When I met Surya for the first time at Bangalore airport for an interview I was floored when he mentioned I must have travelled a long way. It was genuine and not said for effect. His expressive eyes reflect care and concern. It's only after I met him that I understood why one of my favourite actresses Jyotika opted for matrimony over fame and fortune. He makes it a point to reply to messages and calls whenever he can, just to keep in touch. He updates you about what he's been up to but never talks ill about others or comments on the fate of his professional rival's films. Little wonder then that his fan following is swelling by the day. He's undergoing an ideal phase in his life. He's currently shooting for Ramu's “Raktha Charithram” in Mumbai but yearns to be with Jo who's due to deliver their second child anytime now. His latest release “Singam” is running to packed houses all over. “The pundits say it'll be my biggest hit,” says the soft-spoken star.

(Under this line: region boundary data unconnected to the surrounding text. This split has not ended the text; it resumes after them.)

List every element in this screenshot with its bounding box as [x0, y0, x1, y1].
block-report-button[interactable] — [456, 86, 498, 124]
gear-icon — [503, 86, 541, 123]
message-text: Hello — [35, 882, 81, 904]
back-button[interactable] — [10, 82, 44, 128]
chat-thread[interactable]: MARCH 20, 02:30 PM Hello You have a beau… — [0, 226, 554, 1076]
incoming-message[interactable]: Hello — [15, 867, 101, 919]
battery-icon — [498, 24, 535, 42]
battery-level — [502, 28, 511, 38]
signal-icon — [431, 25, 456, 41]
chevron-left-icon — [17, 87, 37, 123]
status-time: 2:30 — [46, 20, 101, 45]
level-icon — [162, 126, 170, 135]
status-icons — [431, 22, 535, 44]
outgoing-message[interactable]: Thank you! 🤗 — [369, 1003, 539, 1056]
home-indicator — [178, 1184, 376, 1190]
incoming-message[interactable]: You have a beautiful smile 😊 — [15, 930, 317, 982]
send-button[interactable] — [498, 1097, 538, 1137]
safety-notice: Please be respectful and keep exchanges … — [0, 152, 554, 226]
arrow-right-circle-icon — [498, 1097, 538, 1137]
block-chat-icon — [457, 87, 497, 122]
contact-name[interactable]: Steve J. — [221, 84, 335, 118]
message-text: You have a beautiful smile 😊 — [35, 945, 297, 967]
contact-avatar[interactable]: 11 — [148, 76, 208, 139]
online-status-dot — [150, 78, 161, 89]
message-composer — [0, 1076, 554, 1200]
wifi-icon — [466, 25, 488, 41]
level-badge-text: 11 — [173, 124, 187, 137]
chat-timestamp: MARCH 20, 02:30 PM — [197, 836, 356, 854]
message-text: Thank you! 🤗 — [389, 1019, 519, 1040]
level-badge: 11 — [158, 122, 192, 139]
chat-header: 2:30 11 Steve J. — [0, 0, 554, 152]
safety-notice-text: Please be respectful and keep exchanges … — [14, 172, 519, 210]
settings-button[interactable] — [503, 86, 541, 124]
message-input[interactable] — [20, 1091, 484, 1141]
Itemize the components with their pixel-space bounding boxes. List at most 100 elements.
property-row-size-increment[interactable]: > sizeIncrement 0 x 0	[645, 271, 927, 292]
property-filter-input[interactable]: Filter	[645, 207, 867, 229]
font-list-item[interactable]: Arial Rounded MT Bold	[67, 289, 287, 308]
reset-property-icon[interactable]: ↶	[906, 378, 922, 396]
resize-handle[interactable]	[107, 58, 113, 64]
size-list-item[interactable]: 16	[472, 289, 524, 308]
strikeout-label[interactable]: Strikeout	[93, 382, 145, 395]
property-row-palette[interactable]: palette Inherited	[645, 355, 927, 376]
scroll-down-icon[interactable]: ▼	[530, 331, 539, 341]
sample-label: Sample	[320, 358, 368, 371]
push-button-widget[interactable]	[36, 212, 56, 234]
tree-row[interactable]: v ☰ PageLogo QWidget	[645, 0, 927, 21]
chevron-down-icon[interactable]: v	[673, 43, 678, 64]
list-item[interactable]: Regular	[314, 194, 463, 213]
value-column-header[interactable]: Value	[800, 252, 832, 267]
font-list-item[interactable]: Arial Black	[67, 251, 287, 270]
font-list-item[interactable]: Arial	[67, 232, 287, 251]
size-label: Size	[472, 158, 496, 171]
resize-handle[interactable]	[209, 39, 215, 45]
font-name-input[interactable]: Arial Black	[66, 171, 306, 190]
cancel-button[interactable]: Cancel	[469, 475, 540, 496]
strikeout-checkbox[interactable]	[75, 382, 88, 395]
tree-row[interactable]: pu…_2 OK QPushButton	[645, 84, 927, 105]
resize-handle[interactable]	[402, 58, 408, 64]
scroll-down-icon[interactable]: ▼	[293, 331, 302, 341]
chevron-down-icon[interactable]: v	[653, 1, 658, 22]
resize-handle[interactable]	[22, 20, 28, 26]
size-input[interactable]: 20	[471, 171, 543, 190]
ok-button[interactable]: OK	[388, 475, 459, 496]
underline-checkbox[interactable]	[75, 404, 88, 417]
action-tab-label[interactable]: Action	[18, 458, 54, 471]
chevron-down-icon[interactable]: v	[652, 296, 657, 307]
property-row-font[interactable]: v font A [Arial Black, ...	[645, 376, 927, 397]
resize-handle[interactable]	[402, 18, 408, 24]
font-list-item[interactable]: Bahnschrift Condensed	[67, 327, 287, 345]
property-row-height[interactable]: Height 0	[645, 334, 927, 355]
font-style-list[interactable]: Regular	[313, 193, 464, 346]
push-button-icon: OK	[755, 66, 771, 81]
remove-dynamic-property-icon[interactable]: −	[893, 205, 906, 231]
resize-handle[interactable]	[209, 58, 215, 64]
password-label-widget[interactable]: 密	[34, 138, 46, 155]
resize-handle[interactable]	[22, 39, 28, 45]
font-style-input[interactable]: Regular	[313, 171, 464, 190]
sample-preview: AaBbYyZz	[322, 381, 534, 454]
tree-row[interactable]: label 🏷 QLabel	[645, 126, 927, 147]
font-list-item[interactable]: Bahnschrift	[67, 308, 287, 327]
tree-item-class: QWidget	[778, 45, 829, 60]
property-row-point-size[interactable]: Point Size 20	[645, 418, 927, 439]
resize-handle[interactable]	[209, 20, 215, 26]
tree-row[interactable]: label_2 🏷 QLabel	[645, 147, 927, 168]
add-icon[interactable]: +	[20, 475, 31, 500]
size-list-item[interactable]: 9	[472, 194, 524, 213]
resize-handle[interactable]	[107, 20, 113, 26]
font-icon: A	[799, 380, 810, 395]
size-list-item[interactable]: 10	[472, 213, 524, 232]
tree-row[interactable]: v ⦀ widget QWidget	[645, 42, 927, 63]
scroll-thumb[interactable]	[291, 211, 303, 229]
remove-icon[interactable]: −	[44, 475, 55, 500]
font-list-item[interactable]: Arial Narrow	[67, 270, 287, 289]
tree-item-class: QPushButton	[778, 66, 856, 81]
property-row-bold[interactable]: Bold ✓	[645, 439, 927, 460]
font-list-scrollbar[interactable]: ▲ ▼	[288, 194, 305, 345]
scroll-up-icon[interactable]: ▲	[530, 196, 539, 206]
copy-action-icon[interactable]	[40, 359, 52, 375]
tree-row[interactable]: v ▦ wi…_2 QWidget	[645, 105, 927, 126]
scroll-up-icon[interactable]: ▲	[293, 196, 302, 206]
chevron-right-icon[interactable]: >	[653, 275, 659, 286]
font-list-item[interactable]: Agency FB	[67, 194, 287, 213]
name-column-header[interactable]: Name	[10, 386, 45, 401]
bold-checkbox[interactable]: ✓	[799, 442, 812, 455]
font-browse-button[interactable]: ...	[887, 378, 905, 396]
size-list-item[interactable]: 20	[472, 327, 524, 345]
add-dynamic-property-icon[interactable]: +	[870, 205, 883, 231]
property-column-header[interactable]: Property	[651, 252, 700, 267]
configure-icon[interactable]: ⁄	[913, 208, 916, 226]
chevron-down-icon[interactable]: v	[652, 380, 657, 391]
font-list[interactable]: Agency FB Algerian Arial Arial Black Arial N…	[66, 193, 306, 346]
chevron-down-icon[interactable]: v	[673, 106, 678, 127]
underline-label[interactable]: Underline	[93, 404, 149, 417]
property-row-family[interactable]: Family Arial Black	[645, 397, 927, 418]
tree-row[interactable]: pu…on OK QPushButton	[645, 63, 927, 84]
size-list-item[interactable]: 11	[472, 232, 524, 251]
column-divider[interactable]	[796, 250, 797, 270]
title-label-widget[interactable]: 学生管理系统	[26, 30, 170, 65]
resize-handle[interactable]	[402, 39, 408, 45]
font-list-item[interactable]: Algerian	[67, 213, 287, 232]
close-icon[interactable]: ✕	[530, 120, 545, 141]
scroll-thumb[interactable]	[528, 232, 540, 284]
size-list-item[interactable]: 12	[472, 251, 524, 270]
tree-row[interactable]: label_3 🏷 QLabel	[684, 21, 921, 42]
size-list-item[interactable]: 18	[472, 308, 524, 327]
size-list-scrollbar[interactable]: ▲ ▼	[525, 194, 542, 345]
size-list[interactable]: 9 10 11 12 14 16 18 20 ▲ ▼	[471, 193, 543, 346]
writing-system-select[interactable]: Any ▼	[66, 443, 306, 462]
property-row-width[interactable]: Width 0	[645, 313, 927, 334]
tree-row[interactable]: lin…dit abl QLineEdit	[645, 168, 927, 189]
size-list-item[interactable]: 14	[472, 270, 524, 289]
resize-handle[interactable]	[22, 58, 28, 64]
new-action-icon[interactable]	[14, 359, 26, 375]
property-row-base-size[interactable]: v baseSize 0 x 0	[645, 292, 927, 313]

He will spend time with his family before moving on to Murugadoss's magnum opus titled “7Am Arivu”. “I can't reveal anything, but the script is fascinating,” says Surya. “Singam” is a racy, unapologetic entertainer. A typical Hari film, it showcases the macho side of Surya who plays an upright cop refusing to be cowed down by a powerful goon.

There's nothing new, technically or content wise. What keeps you rooted is the relentless pace at which the film is narrated. Nothing is stretched. The comedy is stale and the songs disappointing but Surya carries the film on his sturdy shoulders reiterating the fact that he's next only to Rajni and Kamal where popularity is concerned. Surya roars as “Singam” while the film currently rules the box-office.

***There's good news for girls who're crazy about Chetan. The failure of the much touted “Suryakanthi” led to a period of introspection before the determined actor accepted a film.

You can never be too careful in the film industry but it doesn't pay to be careless. Chetan is involving himself with scripting and has even penned the dialogues with Charishma Bharadwaj. “It was a revelation how important the spoken word is in a film,” says Chetan. The film is to be directed by Sharath Khadri and produced by Surabhi Talkies. Chetan plays an architect in this film about love, life and the predicament a man undergoes at various stages in life.

Lets hope this venture turns out to be a turning point in Chetan's career. We need a pleasant face to light up our screens.